Ahora mi madre trina en voz alta, con el canto del estornino
2.
Solo de noche aprendo su soledad, entre la bruma de los comerciales informativos, su pierna fría acalambrada y amarilla, y en algún lugar allá afuera, su marido,
la campana sin tocar de las aves matutinas.
3.
Le intento preguntar dónde está.
Tu padre se llevó el carro cuando choqué; nunca he vuelto a conducir. El único lugar donde puedo escucharlo es en el baño de abajo; llevo acá una semana. La morada de su cuerpo, un animal en duelo. Cargo a mi madre en mi hombro, guardo su voz en mi mejilla, paseo sus casi-confesiones por mi casa—una stanza all’altra—la puerta de su única habitación cerrándose.
Fuera de mi ventana: Juárez arde en llamas. Su ojo parpadeante ya debe estar aleteando, párpado emplumado balanceándose en la sombra, y me está matando: no puedo dormir: y cuando despierto, está en la ventana. Sus tejas marcadas por el destinte de la luz que vela.

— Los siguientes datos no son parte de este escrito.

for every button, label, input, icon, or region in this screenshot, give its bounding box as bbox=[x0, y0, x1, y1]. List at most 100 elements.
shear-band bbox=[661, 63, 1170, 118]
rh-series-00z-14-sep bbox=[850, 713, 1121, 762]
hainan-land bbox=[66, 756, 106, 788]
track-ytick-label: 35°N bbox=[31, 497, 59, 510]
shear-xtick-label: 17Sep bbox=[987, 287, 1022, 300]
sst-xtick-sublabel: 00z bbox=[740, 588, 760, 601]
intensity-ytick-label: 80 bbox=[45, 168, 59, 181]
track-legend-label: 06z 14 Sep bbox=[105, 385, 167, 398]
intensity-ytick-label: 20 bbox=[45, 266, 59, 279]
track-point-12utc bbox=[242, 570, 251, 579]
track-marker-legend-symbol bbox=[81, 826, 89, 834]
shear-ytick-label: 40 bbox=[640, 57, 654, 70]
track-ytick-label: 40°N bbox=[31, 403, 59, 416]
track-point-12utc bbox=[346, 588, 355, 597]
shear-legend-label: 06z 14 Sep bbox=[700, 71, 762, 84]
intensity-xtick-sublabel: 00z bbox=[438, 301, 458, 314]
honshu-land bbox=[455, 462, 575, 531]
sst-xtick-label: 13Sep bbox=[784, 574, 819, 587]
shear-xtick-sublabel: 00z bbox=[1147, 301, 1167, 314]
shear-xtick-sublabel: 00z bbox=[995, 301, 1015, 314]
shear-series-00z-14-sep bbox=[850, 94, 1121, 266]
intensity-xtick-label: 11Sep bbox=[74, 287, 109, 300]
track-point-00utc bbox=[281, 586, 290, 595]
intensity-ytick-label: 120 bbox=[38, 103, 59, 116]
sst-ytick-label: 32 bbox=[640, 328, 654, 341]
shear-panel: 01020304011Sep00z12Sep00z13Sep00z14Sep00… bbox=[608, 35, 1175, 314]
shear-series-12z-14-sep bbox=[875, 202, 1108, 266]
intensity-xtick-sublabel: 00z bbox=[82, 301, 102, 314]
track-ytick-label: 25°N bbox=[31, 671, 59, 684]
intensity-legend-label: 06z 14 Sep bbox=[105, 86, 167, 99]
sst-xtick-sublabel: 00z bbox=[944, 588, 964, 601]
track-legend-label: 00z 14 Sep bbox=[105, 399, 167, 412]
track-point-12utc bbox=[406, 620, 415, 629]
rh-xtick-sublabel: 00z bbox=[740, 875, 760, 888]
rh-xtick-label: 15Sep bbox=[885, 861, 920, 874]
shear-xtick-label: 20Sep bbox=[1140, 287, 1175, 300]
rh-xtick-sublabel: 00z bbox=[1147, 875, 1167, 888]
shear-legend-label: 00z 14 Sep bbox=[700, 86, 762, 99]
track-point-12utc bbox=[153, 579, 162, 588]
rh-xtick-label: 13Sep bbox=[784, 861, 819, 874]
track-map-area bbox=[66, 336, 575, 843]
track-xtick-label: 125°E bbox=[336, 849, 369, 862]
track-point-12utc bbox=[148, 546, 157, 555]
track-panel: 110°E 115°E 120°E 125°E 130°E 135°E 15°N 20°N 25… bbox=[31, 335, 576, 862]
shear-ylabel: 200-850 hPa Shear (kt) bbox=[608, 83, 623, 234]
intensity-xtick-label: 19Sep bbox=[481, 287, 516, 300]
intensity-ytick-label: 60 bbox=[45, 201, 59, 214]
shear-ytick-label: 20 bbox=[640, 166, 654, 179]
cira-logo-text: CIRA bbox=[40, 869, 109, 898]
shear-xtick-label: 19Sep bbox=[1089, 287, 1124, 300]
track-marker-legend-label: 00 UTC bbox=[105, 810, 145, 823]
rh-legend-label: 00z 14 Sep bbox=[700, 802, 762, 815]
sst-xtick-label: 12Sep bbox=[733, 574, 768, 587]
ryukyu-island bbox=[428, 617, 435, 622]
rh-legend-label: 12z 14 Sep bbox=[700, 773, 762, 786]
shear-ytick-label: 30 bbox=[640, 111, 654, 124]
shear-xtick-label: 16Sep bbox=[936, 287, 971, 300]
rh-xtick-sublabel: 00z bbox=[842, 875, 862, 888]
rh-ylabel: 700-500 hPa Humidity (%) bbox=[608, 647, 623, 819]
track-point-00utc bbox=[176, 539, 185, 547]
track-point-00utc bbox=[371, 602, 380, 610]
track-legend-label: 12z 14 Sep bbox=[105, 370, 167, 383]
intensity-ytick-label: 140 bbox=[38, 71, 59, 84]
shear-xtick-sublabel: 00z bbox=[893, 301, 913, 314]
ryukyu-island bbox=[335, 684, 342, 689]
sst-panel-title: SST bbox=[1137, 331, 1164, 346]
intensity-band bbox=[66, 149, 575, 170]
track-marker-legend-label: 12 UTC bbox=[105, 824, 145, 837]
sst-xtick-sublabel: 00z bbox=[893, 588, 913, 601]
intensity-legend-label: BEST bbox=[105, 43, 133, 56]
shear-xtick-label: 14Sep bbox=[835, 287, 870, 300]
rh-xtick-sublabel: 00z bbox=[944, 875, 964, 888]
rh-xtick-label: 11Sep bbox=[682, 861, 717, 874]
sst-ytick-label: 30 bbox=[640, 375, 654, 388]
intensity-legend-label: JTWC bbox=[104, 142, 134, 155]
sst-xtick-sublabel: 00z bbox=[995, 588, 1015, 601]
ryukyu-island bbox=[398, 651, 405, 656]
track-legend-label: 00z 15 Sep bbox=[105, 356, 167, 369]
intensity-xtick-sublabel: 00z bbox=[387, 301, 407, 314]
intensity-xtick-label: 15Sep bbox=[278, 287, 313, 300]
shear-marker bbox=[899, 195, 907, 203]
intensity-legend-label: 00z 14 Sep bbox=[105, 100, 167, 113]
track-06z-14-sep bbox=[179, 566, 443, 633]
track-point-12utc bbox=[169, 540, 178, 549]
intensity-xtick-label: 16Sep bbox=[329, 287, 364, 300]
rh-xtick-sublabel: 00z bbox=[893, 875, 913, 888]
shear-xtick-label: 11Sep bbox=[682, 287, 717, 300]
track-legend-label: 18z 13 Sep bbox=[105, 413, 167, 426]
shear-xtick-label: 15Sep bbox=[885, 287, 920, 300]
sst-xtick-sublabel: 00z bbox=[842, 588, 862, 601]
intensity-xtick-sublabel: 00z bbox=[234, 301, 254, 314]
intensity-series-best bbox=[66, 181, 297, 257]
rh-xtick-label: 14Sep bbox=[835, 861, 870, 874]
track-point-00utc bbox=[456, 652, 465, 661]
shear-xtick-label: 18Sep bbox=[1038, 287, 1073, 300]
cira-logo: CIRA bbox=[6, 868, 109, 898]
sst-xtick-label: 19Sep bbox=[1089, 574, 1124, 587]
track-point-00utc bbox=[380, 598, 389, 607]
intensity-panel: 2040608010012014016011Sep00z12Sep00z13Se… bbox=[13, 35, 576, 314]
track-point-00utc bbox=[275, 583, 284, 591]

Disimulo mi amor por los pájaros y las calles.
4.
El nido de las manos de mi madre:
cambiando y deslizándose a signos, al palmazo no recibido, y una vez, el remolino de cien escarabajos.
5.
Despierto al sentir algo que me cepilla el cuello.
6.
Medias noches en que ella apretó su estómago contra mis rodillas, susurrando, shh, soy yo, la mami, para que no la empujara––sabía las palabras de su peso, entonces entendí que no era la figura de mi padre. Cayendo
despierta: cambio
del centro frío del agua, rizos hasta el punto de fractura del hielo.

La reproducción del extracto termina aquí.